There’s a new poll that came out this week from the Public Policy Institute of California, that asked residents how they feel about Governor Jerry Brown’s job performance, his budget proposal and also things like water use and higher education spending. All important topics, sure.
And then there was this nugget: the poll found that a solid majority of adults think their police departments are doing an excellent or good job.
But among ethnic minorities there’s a sharp divide. Most whites, Latinos and Asians give local police high marks, but only 36 percent of black respondents do.
Joe Mathews is California columnist for Zocalo Public Square, an ideas exchange that publishes every day. And Jill Leovy is a reporter for the LA Times, and author of the new book “Ghettoside: A True Story of Murder in America.” Both joined us for this week’s Mixer.
There’s a lot to unpack in this PPIC poll, but we’re focusing on the issue of police relations.
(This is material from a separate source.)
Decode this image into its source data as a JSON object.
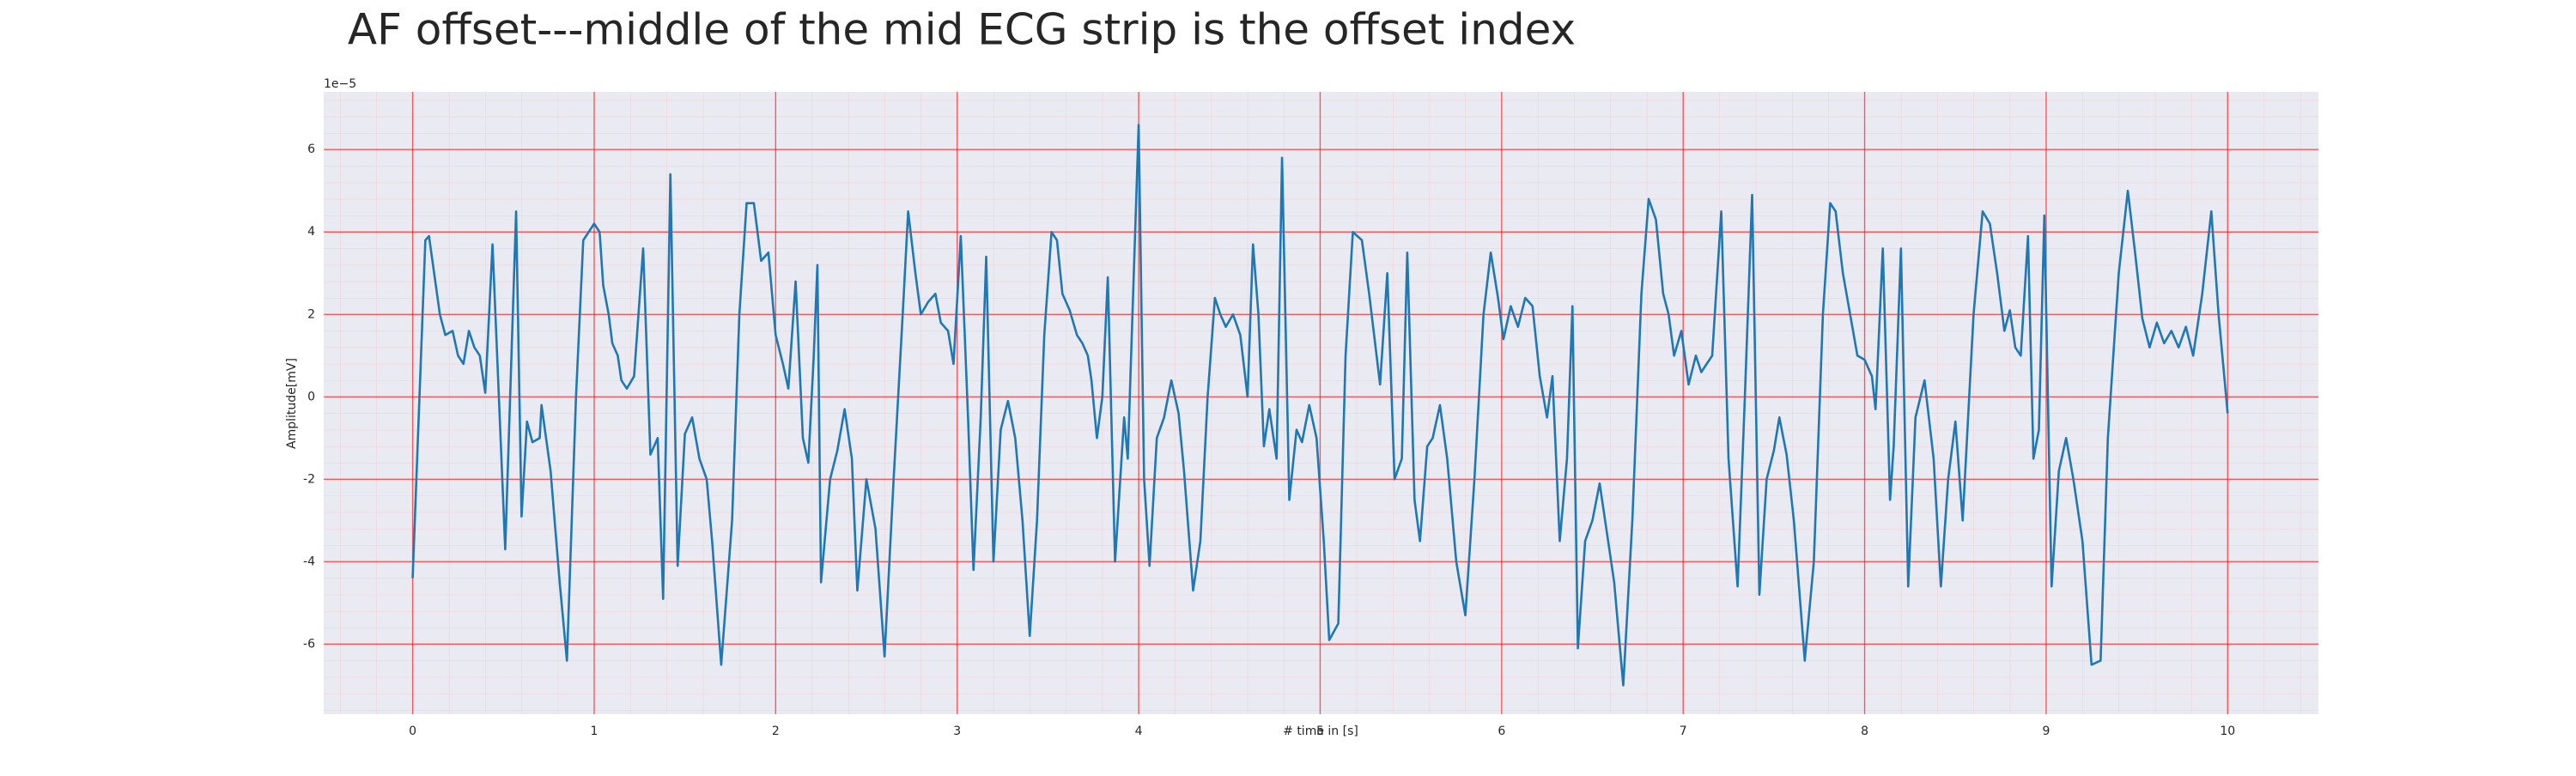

She says she created that blog to draw attention to the large number of killings that take place on the streets of Los Angeles. Murders that, she says, don’t make it to the headlines. And families that typically don’t have an outlet to tell their stories about pain and grief.
Also, in the aftermath of the police killings of Michael Brown in Ferguson, Missouri and Eric Garner in New York, and the decisions by grand juries not to indict those officers, we heard this message around the country that the police doesn’t care about black lives.
There’s also the immense challenge facing police detectives that witnesses are incredibly reluctant to come forward. We’ve seen that just this past year, with the killing of 25-year-old Ezell Ford in South .LA.
No one, so far, has said they witnessed anything in the case.
And that’s unfortunately true for killings that don’t involve police officers as well.